Examples of biobricks assembled with this method
This method was used to assemble: BBa_K3182103, BBa_K3182104, BBa_K3182105, BBa_K3182106, BBa_K3182107, BBa_K3182108 into pSB1C3. However, as we quickly noticed, pSB1C3 was not able to replicate in Vibrio natriegens (Vmax). After countless failed transformation attempts, all the above parts were also assembled into a modified pUC19 vector using the pink-white screening method. The pUC19 variants were transformed without any problems into V. natriegens (Vmax). A total of 13 fusion proteins to the CBD was successfully ligated using this method.
Usage and Biology
Using Pink-White screening
Design any gene which you want to be fused to the CBDcipA with a BamHI recognition sequence in the 5'-end. The biobrick suffix can be used in the 3'-end. Cut the vector and insert with BamHI and PstI (SpeI also works), remove enzymes and mix, no need for gel purification. Using very high molar ratios might not yield any pink colonies at all, a molar ratio insert to vector of 7-20:1 will yield some pink colonies. Transform the host (BL21 (DE3) for quickest results) and incubate at 37 °C overnight, if the color is weak or can not be seen, incubate in 24-37 °C for an additional 16-24 hours.

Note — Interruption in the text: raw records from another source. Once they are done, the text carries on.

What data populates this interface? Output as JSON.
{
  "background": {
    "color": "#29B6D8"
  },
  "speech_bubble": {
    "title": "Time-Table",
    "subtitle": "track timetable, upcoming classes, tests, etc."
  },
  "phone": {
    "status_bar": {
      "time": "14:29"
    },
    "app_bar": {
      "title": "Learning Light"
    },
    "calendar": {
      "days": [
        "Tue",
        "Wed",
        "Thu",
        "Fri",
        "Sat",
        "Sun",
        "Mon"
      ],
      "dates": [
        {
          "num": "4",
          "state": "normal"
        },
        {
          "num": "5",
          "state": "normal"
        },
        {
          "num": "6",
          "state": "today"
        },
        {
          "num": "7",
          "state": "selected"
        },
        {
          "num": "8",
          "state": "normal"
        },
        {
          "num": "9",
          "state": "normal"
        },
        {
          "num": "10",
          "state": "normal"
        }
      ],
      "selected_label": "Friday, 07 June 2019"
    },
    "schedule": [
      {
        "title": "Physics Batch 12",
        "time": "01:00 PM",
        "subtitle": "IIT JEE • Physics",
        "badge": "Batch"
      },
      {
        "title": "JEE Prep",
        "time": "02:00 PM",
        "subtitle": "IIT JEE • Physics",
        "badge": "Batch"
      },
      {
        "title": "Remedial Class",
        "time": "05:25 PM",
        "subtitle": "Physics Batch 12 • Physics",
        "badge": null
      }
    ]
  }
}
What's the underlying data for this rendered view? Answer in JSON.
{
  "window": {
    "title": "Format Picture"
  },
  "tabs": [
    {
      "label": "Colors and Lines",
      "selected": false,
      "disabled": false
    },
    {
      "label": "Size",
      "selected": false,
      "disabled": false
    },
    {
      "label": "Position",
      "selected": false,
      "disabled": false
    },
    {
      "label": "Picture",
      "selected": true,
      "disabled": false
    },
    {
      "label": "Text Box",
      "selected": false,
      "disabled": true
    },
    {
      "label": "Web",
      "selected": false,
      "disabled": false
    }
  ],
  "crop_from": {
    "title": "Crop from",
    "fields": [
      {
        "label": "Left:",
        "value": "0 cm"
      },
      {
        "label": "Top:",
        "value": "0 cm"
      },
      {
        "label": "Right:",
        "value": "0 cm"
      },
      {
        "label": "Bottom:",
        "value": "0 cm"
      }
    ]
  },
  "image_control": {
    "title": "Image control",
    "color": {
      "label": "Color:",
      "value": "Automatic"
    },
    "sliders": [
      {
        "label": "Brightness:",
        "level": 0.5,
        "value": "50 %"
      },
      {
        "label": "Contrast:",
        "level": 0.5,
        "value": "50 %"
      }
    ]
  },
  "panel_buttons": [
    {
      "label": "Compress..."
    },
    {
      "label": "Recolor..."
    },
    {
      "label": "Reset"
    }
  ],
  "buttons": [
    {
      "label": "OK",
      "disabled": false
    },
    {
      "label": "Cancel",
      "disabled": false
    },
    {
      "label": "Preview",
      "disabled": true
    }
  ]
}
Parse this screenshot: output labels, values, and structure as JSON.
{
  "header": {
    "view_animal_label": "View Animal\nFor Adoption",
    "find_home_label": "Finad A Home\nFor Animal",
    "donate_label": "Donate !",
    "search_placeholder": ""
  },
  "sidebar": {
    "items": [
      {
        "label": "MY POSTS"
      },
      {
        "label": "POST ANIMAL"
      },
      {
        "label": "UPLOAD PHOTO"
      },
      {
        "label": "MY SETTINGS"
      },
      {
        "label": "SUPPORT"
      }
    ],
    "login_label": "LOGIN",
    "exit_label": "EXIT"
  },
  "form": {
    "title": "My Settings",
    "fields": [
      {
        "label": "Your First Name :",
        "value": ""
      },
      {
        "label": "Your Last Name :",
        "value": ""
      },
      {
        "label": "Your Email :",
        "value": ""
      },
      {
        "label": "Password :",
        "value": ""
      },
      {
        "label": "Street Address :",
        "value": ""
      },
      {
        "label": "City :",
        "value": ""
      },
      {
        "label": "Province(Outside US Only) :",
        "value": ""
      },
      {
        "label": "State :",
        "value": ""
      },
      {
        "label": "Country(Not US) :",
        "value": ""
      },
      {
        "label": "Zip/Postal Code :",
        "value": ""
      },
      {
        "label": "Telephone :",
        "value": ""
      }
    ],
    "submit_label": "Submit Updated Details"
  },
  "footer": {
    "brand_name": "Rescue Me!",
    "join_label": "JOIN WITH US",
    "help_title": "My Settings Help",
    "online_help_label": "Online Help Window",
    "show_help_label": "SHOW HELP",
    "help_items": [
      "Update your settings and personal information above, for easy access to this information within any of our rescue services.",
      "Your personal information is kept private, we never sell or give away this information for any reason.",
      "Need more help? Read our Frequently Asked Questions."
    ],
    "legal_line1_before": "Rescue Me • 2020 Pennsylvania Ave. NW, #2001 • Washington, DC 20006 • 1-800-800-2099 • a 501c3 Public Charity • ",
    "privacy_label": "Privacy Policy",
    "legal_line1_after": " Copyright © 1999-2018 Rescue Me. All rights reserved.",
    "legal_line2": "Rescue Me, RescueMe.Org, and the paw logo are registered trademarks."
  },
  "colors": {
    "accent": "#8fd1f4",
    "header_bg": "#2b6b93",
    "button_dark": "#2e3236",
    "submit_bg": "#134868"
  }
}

Results using Pink-white screening
Colonies from the pink-white screening were later sent for sequencing, where all white colonies came back as correctly ligated plasmids. The only colony-screened assembly attempt can be seen in Figure 5C, where all colonies screened showed the correct fragments, as well as all non-pink colonies showing green fluorescence (BBa_K3182108, sfGFP). After the results from Figure 5C had been sequenced, no more colony screenings had to be done. All white colonies sent to sequencing contained the correctly assembled fusion proteins.